— Ну, я замужем за его братом, так что, пожалуйста, без излишних подробностей. Но я тебя понимаю, — говорит она, игриво поднимая брови. Мы смеёмся, и я так рада, что Келси больше не стесняется говорить о сексе. Думаю, за это стоит поблагодарить Уайатта — он помог ей почувствовать уверенность в себе.
— Мы поговорили, но…
— Но что?
Впервые с той ночи я оказалась без Уокера рядом. И каждый день с тех пор был заполнен оргазмами, которые застилали мне мозги и мешали трезво думать. А теперь, когда я получила немного пространства, могу наконец взглянуть на всё более ясно. И понимаю: меня пугает, насколько ставки в этих отношениях высоки.

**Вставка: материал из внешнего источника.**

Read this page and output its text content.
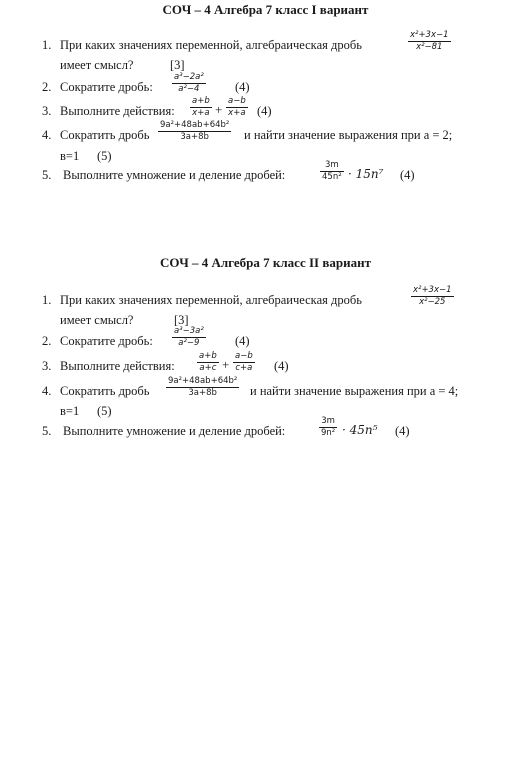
СОЧ – 4 Алгебра 7 класс I вариант
1. При каких значениях переменной, алгебраическая дробь
x²+3x−1
x²−81
имеет смысл?	[3]
2. Сократите дробь:
a³−2a²
a²−4	(4)
3. Выполните действия:
a+b
x+a +
a−b
x+a (4)
4. Сократить дробь
9a²+48ab+64b²
3a+8b	и найти значение выражения при a = 2;
в=1 (5)
5. Выполните умножение и деление дробей:
3m
45n² · 15n⁷ (4)
СОЧ – 4 Алгебра 7 класс II вариант
1. При каких значениях переменной, алгебраическая дробь
x²+3x−1
x²−25
имеет смысл?	[3]
2. Сократите дробь:
a³−3a²
a²−9	(4)
3. Выполните действия:
a+b
a+c +
a−b
c+a (4)
4. Сократить дробь
9a²+48ab+64b²
3a+8b	и найти значение выражения при a = 4;
в=1 (5)
5. Выполните умножение и деление дробей:
3m
9n² · 45n⁵ (4)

— Я не знаю. Меня тянет к моему фальшивому мужу. У меня к нему уже и чувства начинают появляться. И я понятия не имею, что со всем этим делать.
Келси фыркает: — Во-первых, он настоящий муж. А во-вторых, может, просто продолжишь делать то, что делаешь, и посмотришь, куда вас это приведёт? Хватит всё анализировать.
— Это говорит мне моя подруга — королева анализирования? — усмехаюсь я, указывая на неё пальцем.
Келси смеётся. — Знаю, знаю. Но посмотри, куда мои вечные размышления нас привели. Мы с Уайаттом ходили вокруг да около целую вечность, и потеряли кучу времени, которое могли бы провести вместе. Смерть Шмитти должна быть для нас всех сигналом: ничто не гарантировано. Надо ценить каждый день. А иногда — это значит просто отключить рациональное мышление, ту часть мозга, которая нас охраняет, и жить.
— Я не умею так.
— Умеешь. Ты сделала это, когда уехала из Далласа и переехала сюда.
— Тогда всё было по-другому, Келси. Тогда я думала только о себе. А теперь есть Кайденс. И чувства Уокера тоже в уравнении. Я просто не хочу снова быть застигнутой врасплох. Желание ранить его так же мало, как раниться самой.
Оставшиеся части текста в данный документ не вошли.